XAI-FUNGI: Dataset resulting from the user study on comprehensibility of explainable AI algorithms

Bobek, Szymon, Korycińska, Paloma, Krakowska, Monika, Mozolewski, Maciej, Rak, Dorota, Zych, Magdalena, Wójcik, Magdalena, Nalepa, Grzegorz J.

arXiv.org Artificial Intelligence 

With the rapid development of black-box machine learning (ML) models, such as deep neural networks or gradient boosting trees, the need for explanations of their decisions has emerged. This demand has been driven by the increasing implementation of opaque models, in high-risk and critical areas like medicine, healthcare, industry, and law, which laid the foundation for modern research on explainable and interpretable artificial intelligence (XAI). Scientists' efforts in designing XAI algorithms have been further supported by political initiatives such as DARPA's XAI challenge [1], the European Union's GDPR [2], and more recently, the EU AI Act [3]. The shared goal of all these initiatives is to improve the transparency of AI systems, thereby promoting their adoption in areas where trust in AI is not fully established or where the transparency of decisions is crucial for legal and safety reasons.
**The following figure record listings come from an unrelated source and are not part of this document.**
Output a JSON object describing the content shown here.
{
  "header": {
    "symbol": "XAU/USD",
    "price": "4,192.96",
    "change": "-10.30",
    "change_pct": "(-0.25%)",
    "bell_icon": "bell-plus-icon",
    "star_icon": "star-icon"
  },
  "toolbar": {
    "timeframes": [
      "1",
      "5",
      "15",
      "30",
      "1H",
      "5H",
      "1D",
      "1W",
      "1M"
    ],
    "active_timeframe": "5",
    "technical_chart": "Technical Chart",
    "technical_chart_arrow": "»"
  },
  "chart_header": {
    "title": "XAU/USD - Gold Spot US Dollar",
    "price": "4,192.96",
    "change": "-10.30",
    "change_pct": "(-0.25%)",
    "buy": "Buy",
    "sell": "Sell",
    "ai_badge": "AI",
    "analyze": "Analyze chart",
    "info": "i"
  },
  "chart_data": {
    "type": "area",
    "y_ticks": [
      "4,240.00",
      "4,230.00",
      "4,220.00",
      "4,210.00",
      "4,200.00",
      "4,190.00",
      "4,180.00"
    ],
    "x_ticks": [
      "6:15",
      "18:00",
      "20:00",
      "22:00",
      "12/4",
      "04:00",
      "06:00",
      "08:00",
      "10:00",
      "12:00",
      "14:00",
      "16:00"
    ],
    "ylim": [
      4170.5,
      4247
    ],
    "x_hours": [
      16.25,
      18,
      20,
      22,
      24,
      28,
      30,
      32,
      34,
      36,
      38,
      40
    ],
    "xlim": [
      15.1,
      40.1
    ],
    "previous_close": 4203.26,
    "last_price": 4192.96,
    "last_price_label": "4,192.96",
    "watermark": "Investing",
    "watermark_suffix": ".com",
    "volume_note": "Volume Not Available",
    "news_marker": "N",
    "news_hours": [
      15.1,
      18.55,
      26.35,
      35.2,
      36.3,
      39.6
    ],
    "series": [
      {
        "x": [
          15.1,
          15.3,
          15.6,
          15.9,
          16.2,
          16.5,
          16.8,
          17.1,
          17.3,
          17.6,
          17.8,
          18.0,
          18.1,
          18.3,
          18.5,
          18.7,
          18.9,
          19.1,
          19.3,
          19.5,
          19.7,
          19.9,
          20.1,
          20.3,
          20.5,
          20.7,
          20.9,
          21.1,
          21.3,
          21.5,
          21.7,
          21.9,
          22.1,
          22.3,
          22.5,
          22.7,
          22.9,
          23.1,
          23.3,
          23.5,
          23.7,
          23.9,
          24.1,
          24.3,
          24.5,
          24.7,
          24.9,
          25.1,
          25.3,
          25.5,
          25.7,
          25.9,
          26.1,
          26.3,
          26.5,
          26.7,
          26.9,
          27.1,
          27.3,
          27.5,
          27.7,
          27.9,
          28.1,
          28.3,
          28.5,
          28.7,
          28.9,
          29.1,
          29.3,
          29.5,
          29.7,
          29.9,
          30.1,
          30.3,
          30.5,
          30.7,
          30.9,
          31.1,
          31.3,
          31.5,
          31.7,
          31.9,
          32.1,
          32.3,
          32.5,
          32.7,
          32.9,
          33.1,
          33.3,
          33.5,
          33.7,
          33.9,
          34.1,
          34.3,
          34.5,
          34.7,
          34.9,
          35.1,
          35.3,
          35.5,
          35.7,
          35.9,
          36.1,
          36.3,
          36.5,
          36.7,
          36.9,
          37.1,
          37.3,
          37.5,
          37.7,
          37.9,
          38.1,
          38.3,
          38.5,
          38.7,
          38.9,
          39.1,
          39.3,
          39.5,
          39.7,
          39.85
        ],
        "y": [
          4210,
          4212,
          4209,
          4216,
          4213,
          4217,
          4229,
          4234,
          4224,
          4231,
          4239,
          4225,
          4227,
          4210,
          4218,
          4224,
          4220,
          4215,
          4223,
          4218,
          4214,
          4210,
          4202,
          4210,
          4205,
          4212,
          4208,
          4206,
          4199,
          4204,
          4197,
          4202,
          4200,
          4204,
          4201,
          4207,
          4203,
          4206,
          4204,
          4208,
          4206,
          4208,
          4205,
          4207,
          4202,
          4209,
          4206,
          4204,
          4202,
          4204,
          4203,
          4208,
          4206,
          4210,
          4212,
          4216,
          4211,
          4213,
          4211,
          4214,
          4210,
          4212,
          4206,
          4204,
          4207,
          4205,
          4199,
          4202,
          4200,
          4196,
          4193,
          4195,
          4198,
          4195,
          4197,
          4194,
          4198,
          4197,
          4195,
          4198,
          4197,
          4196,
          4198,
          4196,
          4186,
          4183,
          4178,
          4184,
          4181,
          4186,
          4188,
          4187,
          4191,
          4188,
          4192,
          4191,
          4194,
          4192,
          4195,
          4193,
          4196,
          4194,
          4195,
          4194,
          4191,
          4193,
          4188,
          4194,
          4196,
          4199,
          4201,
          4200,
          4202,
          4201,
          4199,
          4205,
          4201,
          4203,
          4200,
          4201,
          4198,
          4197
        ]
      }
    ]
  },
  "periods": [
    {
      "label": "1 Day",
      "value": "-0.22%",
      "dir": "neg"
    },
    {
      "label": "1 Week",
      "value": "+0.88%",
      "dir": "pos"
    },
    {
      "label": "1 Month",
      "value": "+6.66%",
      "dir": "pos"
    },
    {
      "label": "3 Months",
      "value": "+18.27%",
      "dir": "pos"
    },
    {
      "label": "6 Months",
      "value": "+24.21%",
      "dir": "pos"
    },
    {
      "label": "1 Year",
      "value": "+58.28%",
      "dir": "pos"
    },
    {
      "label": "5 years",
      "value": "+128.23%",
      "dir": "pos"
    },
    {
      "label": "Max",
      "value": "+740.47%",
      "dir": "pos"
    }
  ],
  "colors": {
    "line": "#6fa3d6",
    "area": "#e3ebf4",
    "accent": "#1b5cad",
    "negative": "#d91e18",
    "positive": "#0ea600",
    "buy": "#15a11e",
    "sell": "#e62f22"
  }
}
However, as XAI algorithms have been advanced, a new discussion has been initiated, addressing the fundamental challenge of ensuring that the explanations generated by these algorithms are comprehensible to humans. This triggered research on the evaluation of XAI [4], drawing attention from social sciences, which argued that much of the effort in XAI relies solely on researchers' intuition about what constitutes a good explanation. They emphasized that human factors should be integral to the design and evaluation of XAI to ensure its reliability [5]. Recognizing individual human abilities to comprehend algorithmically generated explanations is crucial, as these abilities can vary significantly based on personal information competencies. Additionally, there is a lack of established multidisciplinary methods for measuring these capabilities, as well as datasets that facilitate reproducible evaluations or comprehensive analyses.